MASTG-TECH-0010: Basic Network Monitoring/Sniffing
Remotely sniffing all Android traffic in real-time is possible with tcpdump, netcat (nc), and Wireshark. First, make sure that you have the latest version of Android tcpdump on your phone. Here are the installation steps:
adb root
adb remount
adb push /wherever/you/put/tcpdump /system/xbin/tcpdump
If execution of adb root
returns the error adbd cannot run as root in production builds
, install tcpdump as follows:
adb push /wherever/you/put/tcpdump /data/local/tmp/tcpdump
adb shell
su
mount -o rw,remount /system;
cp /data/local/tmp/tcpdump /system/xbin/
cd /system/xbin
chmod 755 tcpdump
In certain production builds, you might encounter an error mount: '/system' not in /proc/mounts
.
In that case, you can replace the above line $ mount -o rw,remount /system;
with $ mount -o rw,remount /
, as described in this Stack Overflow post.
Remember: To use tcpdump, you need root privileges on the phone!
Execute tcpdump
once to see if it works. Once a few packets have come in, you can stop tcpdump by pressing CTRL+c.
$ tcpdump
tcpdump: verbose output suppressed, use -v or -vv for full protocol decode
listening on wlan0, link-type EN10MB (Ethernet), capture size 262144 bytes
04:54:06.590751 00:9e:1e:10:7f:69 (oui Unknown) > Broadcast, RRCP-0x23 reply
04:54:09.659658 00:9e:1e:10:7f:69 (oui Unknown) > Broadcast, RRCP-0x23 reply
04:54:10.579795 00:9e:1e:10:7f:69 (oui Unknown) > Broadcast, RRCP-0x23 reply
^C
3 packets captured
3 packets received by filter
0 packets dropped by kernel
To remotely sniff the Android phone's network traffic, first execute tcpdump
and pipe its output to netcat
(nc):
tcpdump -i wlan0 -s0 -w - | nc -l -p 11111
The tcpdump command above involves
- listening on the wlan0 interface,
- defining the size (snapshot length) of the capture in bytes to get everything (-s0), and
- writing to a file (-w).
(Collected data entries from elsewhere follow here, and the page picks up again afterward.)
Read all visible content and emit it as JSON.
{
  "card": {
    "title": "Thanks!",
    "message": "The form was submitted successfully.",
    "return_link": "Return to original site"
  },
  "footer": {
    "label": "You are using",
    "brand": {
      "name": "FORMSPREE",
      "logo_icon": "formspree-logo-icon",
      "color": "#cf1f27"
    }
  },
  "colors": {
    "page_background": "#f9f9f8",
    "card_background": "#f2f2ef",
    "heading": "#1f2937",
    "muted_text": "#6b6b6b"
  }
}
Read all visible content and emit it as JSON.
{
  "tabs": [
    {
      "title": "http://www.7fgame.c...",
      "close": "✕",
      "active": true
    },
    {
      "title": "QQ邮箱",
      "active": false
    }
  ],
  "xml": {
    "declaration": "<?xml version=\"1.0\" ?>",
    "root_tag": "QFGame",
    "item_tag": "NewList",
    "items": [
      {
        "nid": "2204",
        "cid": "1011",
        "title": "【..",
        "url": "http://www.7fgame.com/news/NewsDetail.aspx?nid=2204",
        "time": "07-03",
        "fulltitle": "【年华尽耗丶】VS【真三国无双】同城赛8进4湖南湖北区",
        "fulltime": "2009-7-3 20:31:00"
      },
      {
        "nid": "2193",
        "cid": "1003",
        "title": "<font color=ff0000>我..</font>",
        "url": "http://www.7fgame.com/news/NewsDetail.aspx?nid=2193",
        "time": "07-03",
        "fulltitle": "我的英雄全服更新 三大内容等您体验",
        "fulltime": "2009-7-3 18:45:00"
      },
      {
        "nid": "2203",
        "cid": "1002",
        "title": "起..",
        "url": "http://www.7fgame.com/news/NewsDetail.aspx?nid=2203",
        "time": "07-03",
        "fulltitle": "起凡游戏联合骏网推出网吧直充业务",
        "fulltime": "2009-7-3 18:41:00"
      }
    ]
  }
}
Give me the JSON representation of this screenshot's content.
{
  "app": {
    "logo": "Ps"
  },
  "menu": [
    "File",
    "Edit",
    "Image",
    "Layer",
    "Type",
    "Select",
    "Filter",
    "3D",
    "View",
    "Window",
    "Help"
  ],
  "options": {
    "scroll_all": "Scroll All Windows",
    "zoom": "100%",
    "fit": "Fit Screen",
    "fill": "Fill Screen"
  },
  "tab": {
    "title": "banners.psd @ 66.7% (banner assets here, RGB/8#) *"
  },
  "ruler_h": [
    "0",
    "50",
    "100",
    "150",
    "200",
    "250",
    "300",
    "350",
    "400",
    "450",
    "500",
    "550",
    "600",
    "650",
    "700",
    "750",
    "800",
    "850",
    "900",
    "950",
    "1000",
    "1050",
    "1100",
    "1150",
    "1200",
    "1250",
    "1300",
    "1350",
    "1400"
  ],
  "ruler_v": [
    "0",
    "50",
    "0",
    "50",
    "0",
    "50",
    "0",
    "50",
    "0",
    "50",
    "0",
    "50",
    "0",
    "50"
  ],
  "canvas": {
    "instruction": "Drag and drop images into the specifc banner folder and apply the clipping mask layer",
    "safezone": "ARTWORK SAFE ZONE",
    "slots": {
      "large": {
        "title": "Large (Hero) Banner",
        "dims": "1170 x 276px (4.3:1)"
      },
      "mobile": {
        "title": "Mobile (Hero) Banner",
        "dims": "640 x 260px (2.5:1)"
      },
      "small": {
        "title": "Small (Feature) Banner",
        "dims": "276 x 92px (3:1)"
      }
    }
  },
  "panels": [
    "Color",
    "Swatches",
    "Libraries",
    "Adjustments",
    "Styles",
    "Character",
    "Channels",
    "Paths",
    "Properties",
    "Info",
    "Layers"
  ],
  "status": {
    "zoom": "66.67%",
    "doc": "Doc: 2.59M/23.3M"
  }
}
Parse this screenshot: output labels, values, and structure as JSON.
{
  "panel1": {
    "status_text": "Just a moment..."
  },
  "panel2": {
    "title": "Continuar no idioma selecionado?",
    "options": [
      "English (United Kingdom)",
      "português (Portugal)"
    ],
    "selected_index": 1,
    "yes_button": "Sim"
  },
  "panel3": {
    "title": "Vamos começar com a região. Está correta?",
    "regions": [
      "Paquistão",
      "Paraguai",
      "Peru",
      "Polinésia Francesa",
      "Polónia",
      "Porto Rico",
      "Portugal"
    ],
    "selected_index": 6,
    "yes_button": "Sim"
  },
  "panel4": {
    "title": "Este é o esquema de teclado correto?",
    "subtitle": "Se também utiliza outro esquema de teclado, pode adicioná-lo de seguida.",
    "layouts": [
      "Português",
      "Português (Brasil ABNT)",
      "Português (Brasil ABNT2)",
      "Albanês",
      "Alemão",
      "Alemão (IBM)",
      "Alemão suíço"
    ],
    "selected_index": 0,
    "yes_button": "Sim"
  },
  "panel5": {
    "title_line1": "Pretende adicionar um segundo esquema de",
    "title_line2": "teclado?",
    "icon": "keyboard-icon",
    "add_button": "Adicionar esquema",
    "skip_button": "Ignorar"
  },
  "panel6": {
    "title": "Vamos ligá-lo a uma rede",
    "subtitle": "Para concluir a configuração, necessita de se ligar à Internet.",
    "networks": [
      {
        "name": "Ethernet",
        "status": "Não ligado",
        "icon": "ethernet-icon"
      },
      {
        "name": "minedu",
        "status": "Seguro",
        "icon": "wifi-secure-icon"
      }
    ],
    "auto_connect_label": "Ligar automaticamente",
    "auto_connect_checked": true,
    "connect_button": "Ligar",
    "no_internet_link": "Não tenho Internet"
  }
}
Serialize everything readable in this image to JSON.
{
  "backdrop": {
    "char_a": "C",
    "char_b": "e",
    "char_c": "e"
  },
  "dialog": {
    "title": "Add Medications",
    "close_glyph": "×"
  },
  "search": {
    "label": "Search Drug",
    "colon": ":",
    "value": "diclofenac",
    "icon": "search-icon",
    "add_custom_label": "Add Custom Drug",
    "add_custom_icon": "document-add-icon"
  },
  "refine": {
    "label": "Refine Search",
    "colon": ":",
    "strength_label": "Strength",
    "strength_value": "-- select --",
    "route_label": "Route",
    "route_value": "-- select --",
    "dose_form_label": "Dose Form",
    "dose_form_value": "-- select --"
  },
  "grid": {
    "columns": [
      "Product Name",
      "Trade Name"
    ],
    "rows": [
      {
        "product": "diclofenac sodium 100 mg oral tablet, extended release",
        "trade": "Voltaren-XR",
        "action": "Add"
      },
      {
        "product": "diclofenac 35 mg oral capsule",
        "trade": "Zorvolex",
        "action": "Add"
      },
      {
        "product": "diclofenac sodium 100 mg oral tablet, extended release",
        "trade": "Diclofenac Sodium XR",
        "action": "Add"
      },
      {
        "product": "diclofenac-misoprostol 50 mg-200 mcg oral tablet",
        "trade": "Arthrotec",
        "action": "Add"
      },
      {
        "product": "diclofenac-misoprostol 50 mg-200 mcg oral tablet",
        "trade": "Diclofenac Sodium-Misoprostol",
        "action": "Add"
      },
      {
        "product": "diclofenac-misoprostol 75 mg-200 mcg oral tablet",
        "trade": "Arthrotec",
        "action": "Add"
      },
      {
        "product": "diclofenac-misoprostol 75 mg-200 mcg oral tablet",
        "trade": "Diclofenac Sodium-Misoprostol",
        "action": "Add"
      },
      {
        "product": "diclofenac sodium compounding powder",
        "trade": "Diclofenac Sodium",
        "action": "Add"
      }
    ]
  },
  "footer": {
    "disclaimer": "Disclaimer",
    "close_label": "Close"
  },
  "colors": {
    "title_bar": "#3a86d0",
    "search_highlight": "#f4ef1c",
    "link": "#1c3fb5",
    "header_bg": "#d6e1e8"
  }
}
Instead of a filename, we pass
-
, which will make tcpdump write to stdout.
By using the pipe (|
), we sent all output from tcpdump to netcat, which opens a listener on port 11111. You'll usually want to monitor the wlan0 interface. If you need another interface, list the available options with the command $ ip addr
.
To access port 11111, you need to forward the port to your host computer via adb.
adb forward tcp:11111 tcp:11111
The following command connects you to the forwarded port via netcat and piping to Wireshark.
nc localhost 11111 | wireshark -k -S -i -
Wireshark should start immediately (-k). It gets all data from stdin (-i -) via netcat, which is connected to the forwarded port. You should see all the phone's traffic from the wlan0 interface.
You can display the captured traffic in a human-readable format with Wireshark. Figure out which protocols are used and whether they are unencrypted. Capturing all traffic (TCP and UDP) is important, so you should execute all functions of the tested application and analyze it.
This neat little trick allows you now to identify what kind of protocols are used and to which endpoints the app is talking to. The questions is now, how can I test the endpoints if Burp is not capable of showing the traffic? There is no easy answer for this, but a few Burp plugins that can get you started.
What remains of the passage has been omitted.